News of the imminent resignations of two HSBC board members has focussed attention once again on the tough stance adopted by the UK’s financial regulators, the FCA and the PRA. Alan Thomson and John Trueman are said to have been particularly concerned about the new criminal offence of “reckless management of a bank”, created by section 36 of the Financial Services (Banking Reform) Act 2013. The maximum sentence following conviction is seven years imprisonment, similar to other criminal offences of comparable gravity in the context of financial services (such as manipulating benchmarks).

Clearly, momentum – backed by political and public support – currently lies with those in favour of a bullish regulatory approach, but there is real concern within the industry that experienced and highly competent individuals will be reluctant to take up senior management positions which now carry the risk of personal criminal liability.

To give it its proper title, the “offence relating to a decision causing a financial institution to fail” can be committed only by “a senior manager” (as defined by the FCA or PRA under FSMA 2000) of “a relevant financial institution” (essentially, a UK incorporated bank or building society or a PRA-regulated UK investment firm) in respect of a management decision. The offence requires the senior manager to have been aware of a risk that implementing the decision may cause the failure of the bank. Further, the conduct must fall far below the standard that could reasonably be expected of a person in that position. The City is troubled by the FCA’s position that both executive and non-executive board members are “senior managers” for the purposes of section 36.

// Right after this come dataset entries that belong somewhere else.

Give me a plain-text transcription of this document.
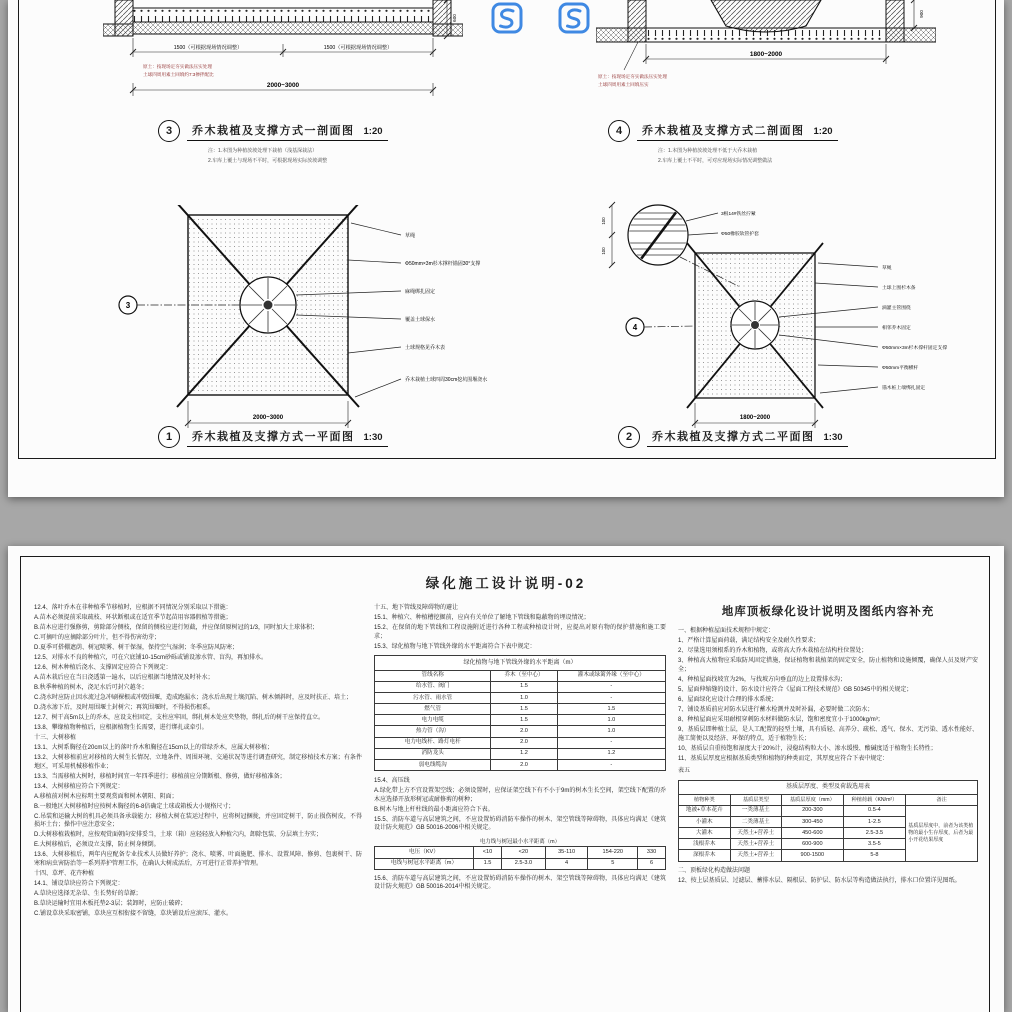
1500（可根据现场情况调整）	1500（可根据现场情况调整）
原土：按现场定夯实做法压实处理
土球四周用素土回填约7:3掺拌配比
2000~3000
600
1800~2000
900
原土：按现场定夯实做法压实处理
土球四周用素土回填压实
3	乔木栽植及支撑方式一剖面图 1:20
注：1.本图为种植放坡处理下栽植（浅基深栽法）
2.车库上覆土与现场不平时，可根据现场实际放坡调整
4	乔木栽植及支撑方式二剖面图 1:20
注：1.本图为种植放坡处理不低于大乔木栽植
2.车库上覆土不平时，可对应现场实际情况调整做法
3
草绳
Φ50mm×3m杉木撑杆锚固30°支撑
麻绳绑扎固定
覆盖土球保水
土球规格见乔木表
乔木栽植土球四周30cm挖坑围堰浇水
2000~3000
1	乔木栽植及支撑方式一平面图 1:30
100
100
3根14#铁丝拧紧
Φ50橡胶软管护套
4
草绳
土球上围杉木条
滴灌主管围绕
相邻乔木固定
Φ50mm×3m杉木撑杆固定支撑
Φ50mm平衡横杆
锚木桩上端绑扎固定
1800~2000
2	乔木栽植及支撑方式二平面图 1:30
绿化施工设计说明-02
12.4、落叶乔木在非种植季节移植时，应根据不同情况分别采取以下措施：
A.苗木必须提前采取疏枝、环状断根或在适宜季节起苗用容器假植等措施；
B.苗木应进行强修剪，剪除部分侧枝，保留的侧枝应进行短截，并应保留原树冠的1/3，同时加大土球体积；
C.可摘叶的应摘除部分叶片，但不得伤害幼芽；
D.夏季可搭棚遮荫、树冠喷雾、树干保湿，保持空气湿润；冬季应防风防寒；
12.5、对排水不良的种植穴，可在穴底铺10-15cm砂砾或铺设渗水管、盲沟，再加排水。
12.6、树木种植后浇水、支撑固定应符合下列规定：
A.苗木栽后应在当日浇透第一遍水，以后应根据当地情况及时补水；
B.秋季种植的树木，浇足水后可封穴越冬；
C.浇水时应防止因水流过急冲刷裸根或冲毁围堰，造成跑漏水；浇水后出现土壤沉陷、树木倾斜时，应及时扶正、培土；
D.浇水渗下后，及时用围堰土封树穴；再筑围堰时，不得损伤根系。
12.7、树干高5m以上的乔木，应设支柱固定，支柱应牢固，绑扎树木处应夹垫物，绑扎后的树干应保持直立。
13.8、攀缘植物种植后，应根据植物生长需要，进行绑扎或牵引。
十三、大树移植
13.1、大树系胸径在20cm以上的落叶乔木和胸径在15cm以上的常绿乔木，应属大树移植；
13.2、大树移植前应对移植的大树生长情况、立地条件、周围环境、交通状况等进行调查研究，制定移植技术方案；有条件地区，可采用机械移植作业；
13.3、当需移植大树时，移植时间宜一年四季进行；移植前应分期断根、修剪，做好移植准备；
13.4、大树移植应符合下列规定：
A.移植前对树木应标明主要观赏面和树木朝阳、阴面；
B.一般地区大树移植时应按树木胸径的6-8倍确定土球或箱板大小规格尺寸；
C.吊装和运输大树的机具必须具备承载能力；移植大树在装运过程中，应将树冠捆拢，并应固定树干，防止损伤树皮，不得损坏土台；操作中应注意安全；
D.大树移植栽植时，应按观赏面朝向安排妥当，土球（箱）应轻轻放入种植穴内，卸除包装、分层填土夯实；
E.大树移植后，必须设立支撑，防止树身倾倒。
13.6、大树移植后，两年内应配备专业技术人员做好养护；浇水、喷雾、叶面施肥、排水、设置风障、修剪、包裹树干、防寒和病虫害防治等一系列养护管理工作，在确认大树成活后，方可进行正常养护管理。
十四、草坪、花卉种植
14.1、铺设草块应符合下列规定：
A.草块应选择无杂草、生长势好的草源；
B.草块运输时宜用木板托垫2-3层；装卸时，应防止破碎；
C.铺设草块采取密铺，草块应互相衔接不留缝，草块铺设后应滚压、灌水。
十五、地下管线及障碍物的避让
15.1、种植穴、种植槽挖掘前，应向有关单位了解地下管线和隐蔽物的埋设情况；
15.2、在保留的地下管线和工程设施附近进行各种工程或种植设计时，应提出对原有物的保护措施和施工要求；
15.3、绿化植物与地下管线外缘的水平距离符合下表中规定：
绿化植物与地下管线外缘的水平距离（m）
管线名称	乔木（至中心）	灌木或绿篱外缘（至中心）
给水管、阀门	1.5	-
污水管、雨水管	1.0	-
燃气管	1.5	1.5
电力电缆	1.5	1.0
热力管（沟）	2.0	1.0
电力电线杆、路灯电杆	2.0	-
消防龙头	1.2	1.2
弱电线缆沟	2.0	-
15.4、高压线
A.绿化带上方不宜设置架空线；必须设置时，应保证架空线下有不小于9m的树木生长空间，架空线下配置的乔木应选择开放形树冠或耐修剪的树种；
B.树木与地上杆柱线的最小距离应符合下表。
15.5、消防车道与高层建筑之间，不应设置妨碍消防车操作的树木、架空管线等障碍物，具体应均满足《建筑设计防火规范》GB 50016-2006中相关规定。
电力线与树冠最小水平距离（m）
电压（KV）	<10	<20	35-110	154-220	330
电线与树冠水平距离（m）	1.5	2.5-3.0	4	5	6
15.6、消防车道与高层建筑之间，不应设置妨碍消防车操作的树木、架空管线等障碍物，具体应均满足《建筑设计防火规范》GB 50016-2014中相关规定。
地库顶板绿化设计说明及图纸内容补充
一、根据种植屋面技术规程中规定：
1、严格计算屋面荷载，满足结构安全及耐久性要求；
2、尽量选用须根系的乔木和植物，或将高大乔木栽植在结构柱位置处；
3、种植高大植物应采取防风固定措施，保证植物和栽植架的固定安全，防止植物和设施倾覆，确保人员及财产安全；
4、种植屋面找坡宜为2%，与找坡方向垂直的边上设置排水沟；
5、屋面伸缩缝的设计、防水设计应符合《屋面工程技术规范》GB 50345中的相关规定；
6、屋面绿化应设计合理的排水系统；
7、铺设基质前应对防水层进行蓄水检测并及时补漏，必要时做二次防水；
8、种植屋面应采用耐根穿刺防水材料做防水层，饱和密度宜小于1000kg/m³；
9、基质层即种植土层，是人工配置的轻型土壤，具有质轻、高养分、疏松、透气、保水、无污染、透水性能好、施工简便以及经济、环保的特点，适于植物生长；
10、基质层自重按饱和湿度大于20%计，浸稳结构粒大小、渗水缓慢、酸碱度适于植物生长特性；
11、基质层厚度应根据基质类型和植物的种类而定，其厚度应符合下表中规定：
表五
基质层厚度、类型及荷载选用表
植物种类	基质层类型	基质层厚度（mm）	种植荷载（KN/m²）	备注
地被+草本花卉	一类薄基土	200-300	0.5-4	基质层厚度中，前者为该类植物的最小生存厚度，后者为最小开花结果厚度
小灌木	二类薄基土	300-450	1-2.5	
大灌木	天然土+营养土	450-600	2.5-3.5	
浅根乔木	天然土+营养土	600-900	3.5-5	
深根乔木	天然土+营养土	900-1500	5-8	
二、顶板绿化构造做法问题
12、按上层基质层、过滤层、蓄排水层、隔根层、防护层、防水层等构造做法执行，排水口位置详见图纸。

But just how effective is the new offence likely to prove in deterring misconduct? Certainly it has ruffled the feathers of the financial industry, though this may in time prove to be counter-productive. Professors Julia Black and David Kershaw of the LSA School of Law identify four factors which determine deterrence: the ease of detection; the cost of enforcement; the prospect of successful enforcement; and the effectiveness of any sanction.

The first two are largely resource-dependent, and while the government currently shows willingness to extend regulatory budgets there remains significant asymmetry between the resources available to the regulators and to the regulated bodies . Successful enforcement, even on a reckless standard (the original Treasury consultation mooted strict liability and negligence standards), relies on identifying an individual to be held liable. Any defendant would likely point to the presence of risk management procedures, and would argue that risk-taking is an inherent, rational and desirable aspect of a senior manager’s role. Even in the event of a successful prosecution, it is hard to envisage sentences at the top end of the available range being imposed. And of course a prerequisite for any investigation even to start is that an institution has to “fail” – an extreme and thankfully rare event .

The chairman of the Treasury Committee, Andrew Tyrie MP, has responded to Thomson and Trueman’s resignations by saying: “The crisis showed that there must be much greater individual responsibility in banking. A buck that does not stop with an individual often stops nowhere.” The public doubtless approves, but this approach also carries a number of risks: a dilution of quality at the highest levels, an encouragement of an overly-cautious and risk-averse culture, a risk of “pushback” in other areas from resentful banks and competitive damage to the UK (neither the US nor Europe has an equivalent offence) for one of the UK’s key industry sectors. Public approval will wane if the offence is not perceived to be effective and, more generally, an economic upturn may herald the return of “light touch” regulation with the influence of the regulator diminished accordingly.